Christians in the U.S. are nervous. And it’s not just the older generations.
More than half of millennial-aged Christians think religious freedom is “worse” now than in the past few years, according to a Barna study. A slightly higher percentage (56) fears religious restrictions will only increase.
With few exceptions, the major cultural tensions within America this year center around religious liberty.
Some of these tensions were explicit, like the heated debates about the range of the rights of religious business owners. But even others, like the knee-jerk reactions against Muslim refugees, were ultimately about religious liberty, too.
People of faith feel the tension. A brand new CNN poll showed that most Christian groups, including mainline Protestants (73 percent) and Catholics (61 percent), believe “Christian values are under attack in America.” But how do these feelings stack up to Christians around the world?
In the State Department’s annual report about global religious liberty, researchers found that, overall, the number of countries with “high or very high” restrictions on religion is slightly decreasing. Still, this year saw some major setbacks.
In Russia, president Vladimir Putin infamously instituted anti-terrorism laws that radically restrict religious practice, namely evangelism. It seemed like the new laws might be little more than empty threats, but they have resulted in arrests of Christian leaders for “illegal missionary activity” (preaching).

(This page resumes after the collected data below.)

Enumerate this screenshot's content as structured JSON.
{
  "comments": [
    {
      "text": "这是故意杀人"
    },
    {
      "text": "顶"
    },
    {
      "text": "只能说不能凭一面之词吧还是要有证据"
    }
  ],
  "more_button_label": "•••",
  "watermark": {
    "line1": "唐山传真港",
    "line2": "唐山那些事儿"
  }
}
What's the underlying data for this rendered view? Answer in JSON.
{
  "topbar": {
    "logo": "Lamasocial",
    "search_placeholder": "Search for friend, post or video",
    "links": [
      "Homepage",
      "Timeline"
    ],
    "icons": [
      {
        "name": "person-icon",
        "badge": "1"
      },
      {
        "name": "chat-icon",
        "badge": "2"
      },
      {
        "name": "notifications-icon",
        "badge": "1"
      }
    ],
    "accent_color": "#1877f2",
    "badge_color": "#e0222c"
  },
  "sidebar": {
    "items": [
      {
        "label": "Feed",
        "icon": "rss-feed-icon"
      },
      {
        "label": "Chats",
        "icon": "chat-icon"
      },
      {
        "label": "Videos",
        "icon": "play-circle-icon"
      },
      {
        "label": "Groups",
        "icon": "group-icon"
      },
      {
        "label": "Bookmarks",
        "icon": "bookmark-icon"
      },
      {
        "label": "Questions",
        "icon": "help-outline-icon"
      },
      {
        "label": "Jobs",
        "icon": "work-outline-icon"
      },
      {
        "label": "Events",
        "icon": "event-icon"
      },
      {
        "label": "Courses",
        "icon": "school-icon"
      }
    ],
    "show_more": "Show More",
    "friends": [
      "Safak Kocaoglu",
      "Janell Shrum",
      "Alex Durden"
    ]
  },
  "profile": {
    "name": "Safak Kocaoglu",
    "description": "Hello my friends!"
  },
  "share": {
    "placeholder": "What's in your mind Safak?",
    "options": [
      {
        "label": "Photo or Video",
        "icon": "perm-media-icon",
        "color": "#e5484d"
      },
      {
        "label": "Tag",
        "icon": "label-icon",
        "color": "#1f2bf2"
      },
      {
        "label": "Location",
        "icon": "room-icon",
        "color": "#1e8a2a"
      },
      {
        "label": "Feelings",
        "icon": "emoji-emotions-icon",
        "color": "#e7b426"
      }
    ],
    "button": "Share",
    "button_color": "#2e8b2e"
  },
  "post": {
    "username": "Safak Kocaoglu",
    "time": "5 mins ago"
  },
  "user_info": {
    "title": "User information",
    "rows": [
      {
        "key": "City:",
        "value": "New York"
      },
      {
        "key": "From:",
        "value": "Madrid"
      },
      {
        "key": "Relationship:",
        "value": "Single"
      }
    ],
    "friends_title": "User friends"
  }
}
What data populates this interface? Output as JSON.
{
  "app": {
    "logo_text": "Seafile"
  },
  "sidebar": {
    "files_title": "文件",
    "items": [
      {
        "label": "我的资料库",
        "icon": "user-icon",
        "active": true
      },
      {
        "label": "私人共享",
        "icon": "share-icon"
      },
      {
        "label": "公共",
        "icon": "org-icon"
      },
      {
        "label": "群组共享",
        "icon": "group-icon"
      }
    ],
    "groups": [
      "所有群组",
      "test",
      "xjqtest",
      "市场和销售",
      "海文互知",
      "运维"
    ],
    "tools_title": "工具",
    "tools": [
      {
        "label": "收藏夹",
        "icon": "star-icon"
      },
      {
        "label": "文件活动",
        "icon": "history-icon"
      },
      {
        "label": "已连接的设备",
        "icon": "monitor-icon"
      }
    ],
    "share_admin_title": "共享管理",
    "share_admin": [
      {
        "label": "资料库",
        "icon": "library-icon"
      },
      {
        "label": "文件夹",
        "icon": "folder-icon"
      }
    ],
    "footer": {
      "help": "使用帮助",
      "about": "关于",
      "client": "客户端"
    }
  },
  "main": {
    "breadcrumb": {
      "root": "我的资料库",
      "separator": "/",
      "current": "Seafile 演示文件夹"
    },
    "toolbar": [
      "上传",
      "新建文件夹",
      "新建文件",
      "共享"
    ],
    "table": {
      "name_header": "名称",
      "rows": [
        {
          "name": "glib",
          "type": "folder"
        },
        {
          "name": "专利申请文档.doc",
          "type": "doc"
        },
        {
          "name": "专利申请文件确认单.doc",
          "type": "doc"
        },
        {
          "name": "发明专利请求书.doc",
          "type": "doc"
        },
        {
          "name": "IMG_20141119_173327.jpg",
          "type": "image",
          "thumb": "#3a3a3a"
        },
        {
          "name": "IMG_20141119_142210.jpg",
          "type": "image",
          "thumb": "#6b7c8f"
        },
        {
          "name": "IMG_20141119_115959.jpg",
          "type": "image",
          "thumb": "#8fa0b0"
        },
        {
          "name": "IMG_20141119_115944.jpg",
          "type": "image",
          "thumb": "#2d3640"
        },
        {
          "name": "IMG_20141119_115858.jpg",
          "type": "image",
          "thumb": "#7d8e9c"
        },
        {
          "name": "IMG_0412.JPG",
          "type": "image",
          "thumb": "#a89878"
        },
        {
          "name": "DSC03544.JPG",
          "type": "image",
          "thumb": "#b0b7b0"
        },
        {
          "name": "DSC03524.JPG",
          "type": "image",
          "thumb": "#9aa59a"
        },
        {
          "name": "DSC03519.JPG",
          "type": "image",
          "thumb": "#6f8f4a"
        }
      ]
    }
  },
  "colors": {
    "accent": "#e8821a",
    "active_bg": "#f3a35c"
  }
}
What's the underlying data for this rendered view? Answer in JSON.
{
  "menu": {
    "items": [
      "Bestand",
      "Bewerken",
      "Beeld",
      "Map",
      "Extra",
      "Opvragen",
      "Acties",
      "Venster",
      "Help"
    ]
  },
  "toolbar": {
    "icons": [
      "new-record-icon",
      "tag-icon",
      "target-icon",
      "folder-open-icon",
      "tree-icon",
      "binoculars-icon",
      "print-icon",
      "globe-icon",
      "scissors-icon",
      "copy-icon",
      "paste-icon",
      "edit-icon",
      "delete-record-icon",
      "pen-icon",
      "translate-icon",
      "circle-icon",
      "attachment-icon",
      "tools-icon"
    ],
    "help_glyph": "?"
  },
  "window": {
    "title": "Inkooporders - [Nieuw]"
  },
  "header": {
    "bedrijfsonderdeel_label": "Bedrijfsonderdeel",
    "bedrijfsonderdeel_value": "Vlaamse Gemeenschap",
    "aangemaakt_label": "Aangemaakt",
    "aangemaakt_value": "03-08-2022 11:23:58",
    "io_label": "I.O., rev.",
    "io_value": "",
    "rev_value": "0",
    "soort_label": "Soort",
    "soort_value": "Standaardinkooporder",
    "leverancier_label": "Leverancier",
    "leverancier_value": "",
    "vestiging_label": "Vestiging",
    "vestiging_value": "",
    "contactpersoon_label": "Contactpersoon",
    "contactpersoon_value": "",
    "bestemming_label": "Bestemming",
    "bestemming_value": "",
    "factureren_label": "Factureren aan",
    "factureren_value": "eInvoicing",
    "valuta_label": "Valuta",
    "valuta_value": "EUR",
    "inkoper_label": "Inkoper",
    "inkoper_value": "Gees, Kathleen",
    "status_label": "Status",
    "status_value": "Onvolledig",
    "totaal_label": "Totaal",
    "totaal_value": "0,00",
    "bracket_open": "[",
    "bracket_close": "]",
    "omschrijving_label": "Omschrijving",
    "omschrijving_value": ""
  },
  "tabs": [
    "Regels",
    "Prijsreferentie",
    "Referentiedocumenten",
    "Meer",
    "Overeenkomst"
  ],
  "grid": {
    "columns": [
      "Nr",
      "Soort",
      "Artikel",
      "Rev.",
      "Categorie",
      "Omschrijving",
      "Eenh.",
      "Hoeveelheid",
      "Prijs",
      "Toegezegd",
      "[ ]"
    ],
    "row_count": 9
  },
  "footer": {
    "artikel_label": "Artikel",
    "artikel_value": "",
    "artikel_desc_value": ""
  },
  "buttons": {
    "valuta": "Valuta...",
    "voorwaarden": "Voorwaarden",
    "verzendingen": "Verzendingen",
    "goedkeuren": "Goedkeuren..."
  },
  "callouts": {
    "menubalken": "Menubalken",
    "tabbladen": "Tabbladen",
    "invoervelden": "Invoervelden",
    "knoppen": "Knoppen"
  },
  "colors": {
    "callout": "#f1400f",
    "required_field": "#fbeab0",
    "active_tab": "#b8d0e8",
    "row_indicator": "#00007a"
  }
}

Just a little later in the year, the mayor of Cannes, David Lisnard, banned Muslim women from wearing “burkinis”—a full-length, modest bathing suit—to the beach, calling them a “symbol of Islamic extremism” and fearing that they may spark public disorder.
In France and Russia, the idea is that a “safe” state should limit anything that distinguishes people as religious.
Undeniably, the United States faces complications related to freedom of religion, but against the backdrop of most of the rest of the world, America remains uniquely free.